After four short years, Sankara was gunned down by henchmen of his one-time friend, Blaise Compaoré, and dumped in a makeshift grave. Thousands of ordinary citizens spent days filing past the tiny earth-mound in tribute. Compaoré once described this murder as an accident. It was no accident that he soon repealed most of Sankara's reforms, creamed off millions into his personal pot, and changed the constitution to give himself unlimited presidential terms. He's still there now. As a dictator, he's a mediocrity, very much lacking the sadistic panache of many of his more inventive neighbors. But he's surely entitled to a million points for murdering Africa's greatest hope since Nelson Mandela. Right?
KING MSWATI III
"A strong, traditional public school in a delightful setting," says the Good Schools Guide about Sherborne College. "It provides an invigorating, intellectually sound, and multi-faceted environment." Perhaps on some roll of honor above some far-flung gymnasium is etched the name of King Mswati III, past-pupil. Like all the best dictators, he's British-educated. Though it would seem biology was optional at Sherborne, because in 2000 the young King announced in a parliamentary debate that those with AIDS (about a third of Swaziland's population) should be "sterilized and branded." Not long after, he invoked an ancient rite, banning sex for women under-50 in the kingdom for a period of five years. Actually, "parliamentary debate" might be pushing it a bit, for Mswati is of course an absolute monarch. But there remains a sort of public assembly of chieftans which still has debates.

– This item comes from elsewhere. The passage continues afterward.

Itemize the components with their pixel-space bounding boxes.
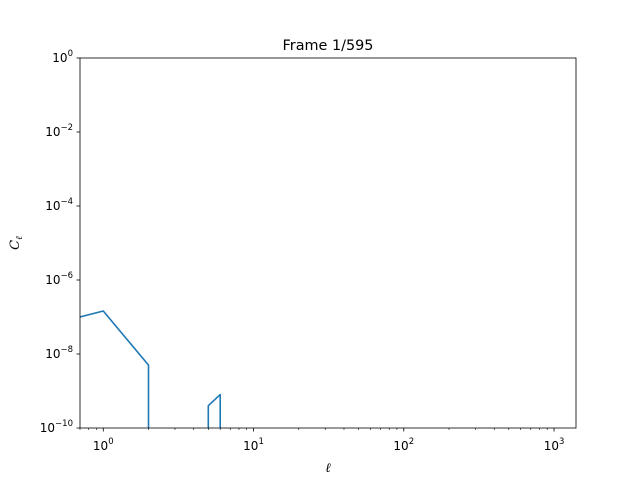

Certainly, where the King's own rights are concerned, "absolute" is the name of the game. In 2002, he drew mild criticism for kidnapping his bride-to-be. Zena Mahlangu, a high school student, was bundled off on her way home from school, taken to the royal kraal, and summarily told that she was to become the tenth wife of Mswati, even as her mother was searching the streets in vain for her vanished daughter. He has added another four wives since then (a further three left him by fleeing to South Africa). Most are wedded between the ages of 12 and 16, but Mswati still has a way to go to catch his father: the late Sobhuza II, who was up to 70 by the time he died, and is estimated to have spawned over 1000 grandchildren.
Still, at least the guy can take a bit of criticism. When he bought a half-million dollar Maybach in a country where 70% of the population live on under a dollar a day, the subsequent international press attention lead him to do the decent thing: ban all photographs of his motorcade.